Concerns about Johnson's leadership have already spurred a vote of confidence in his leadership, where 41% of his parliamentary colleagues voted to remove him, with many citing worries over the party's prospects in the next national election, likely in 2024.
"The Conservatives may now not only face the challenge of how to recover the support lost in the wake of Partygate and the cost of living crisis, but also that of overcoming an increased antipathy to Boris Johnson and his government," polling expert John Curtice wrote in the Independent.
Curtice said losing both by-elections would be "a sign of a government that is at risk of losing its electoral footing."
However, Johnson, speaking to reporters on the way to Rwanda for a Commonwealth meeting, rejected any suggestion he could be forced out.
"Are you crazy?" he said when asked if he would resign if he lost both seats. "Governing parties generally do not win by-elections, particularly not mid-term. You know, I am very hopeful, but you know, there you go. That's just reality."

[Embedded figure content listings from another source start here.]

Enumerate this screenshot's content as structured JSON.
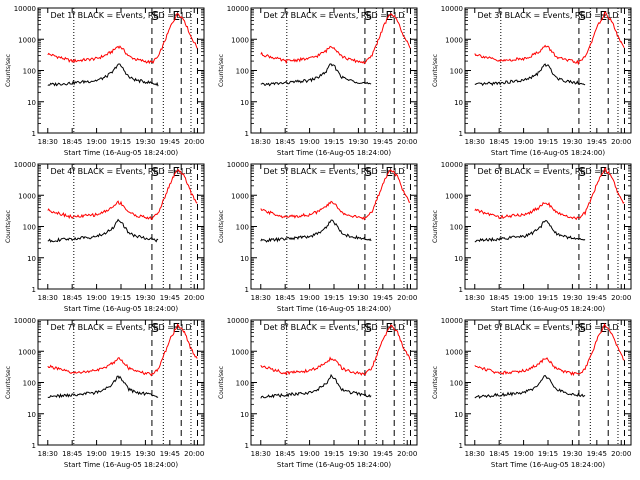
{
  "chart_data": {
    "type": "line",
    "layout": "3x3 grid of panels",
    "yscale": "log",
    "ylim": [
      1,
      10000
    ],
    "ylabel": "Counts/sec",
    "yticks": [
      1,
      10,
      100,
      1000,
      10000
    ],
    "ytick_labels": [
      "1",
      "10",
      "100",
      "1000",
      "10000"
    ],
    "xlabel": "Start Time (16-Aug-05 18:24:00)",
    "xlim": [
      "18:24",
      "20:06"
    ],
    "xticks": [
      "18:30",
      "18:45",
      "19:00",
      "19:15",
      "19:30",
      "19:45",
      "20:00"
    ],
    "series_colors": {
      "black": "#000000",
      "red": "#ff0000"
    },
    "markers": {
      "dotted": [
        "18:46",
        "19:41",
        "19:58"
      ],
      "dashed": [
        "19:34",
        "19:52",
        "20:02"
      ],
      "labels": [
        {
          "text": "S",
          "at": "19:36"
        },
        {
          "text": "E",
          "at": "19:49"
        }
      ]
    },
    "panels": [
      {
        "title": "Det 1f BLACK = Events, RED = LLD"
      },
      {
        "title": "Det 2f BLACK = Events, RED = LLD"
      },
      {
        "title": "Det 3f BLACK = Events, RED = LLD"
      },
      {
        "title": "Det 4f BLACK = Events, RED = LLD"
      },
      {
        "title": "Det 5f BLACK = Events, RED = LLD"
      },
      {
        "title": "Det 6f BLACK = Events, RED = LLD"
      },
      {
        "title": "Det 7f BLACK = Events, RED = LLD"
      },
      {
        "title": "Det 8f BLACK = Events, RED = LLD"
      },
      {
        "title": "Det 9f BLACK = Events, RED = LLD"
      }
    ],
    "profile_times": [
      "18:30",
      "18:45",
      "19:00",
      "19:05",
      "19:10",
      "19:13",
      "19:15",
      "19:20",
      "19:25",
      "19:34",
      "19:38",
      "19:42",
      "19:46",
      "19:50",
      "19:54",
      "19:58",
      "20:02"
    ],
    "black_profile": [
      35,
      40,
      48,
      60,
      90,
      160,
      140,
      60,
      48,
      40,
      35,
      null,
      null,
      null,
      null,
      null,
      null
    ],
    "red_profile": [
      340,
      200,
      240,
      300,
      420,
      600,
      560,
      280,
      220,
      180,
      280,
      900,
      3000,
      7000,
      4000,
      1200,
      520
    ]
  }
}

The by-elections were triggered by high-profile resignations of Conservative lawmakers - one who admitted watching pornography in parliament, and another found guilty of sexually abusing a teenage boy.
The Conservatives have held Tiverton and Honiton for about a century, and won a majority of more than 24,000 there in 2019.
The pro-Europe Liberal Democrats are attempting to win the seat and replicate their triumph in North Shropshire, where they overturned a similarly-sized majority in a rural district last year, though Curtice said that success for the Lib Dems is "by no means guaranteed".
In Wakefield, the opposition Labour party are favourites to win back the seat, seeking to overturn a Conservative majority of about 3,000.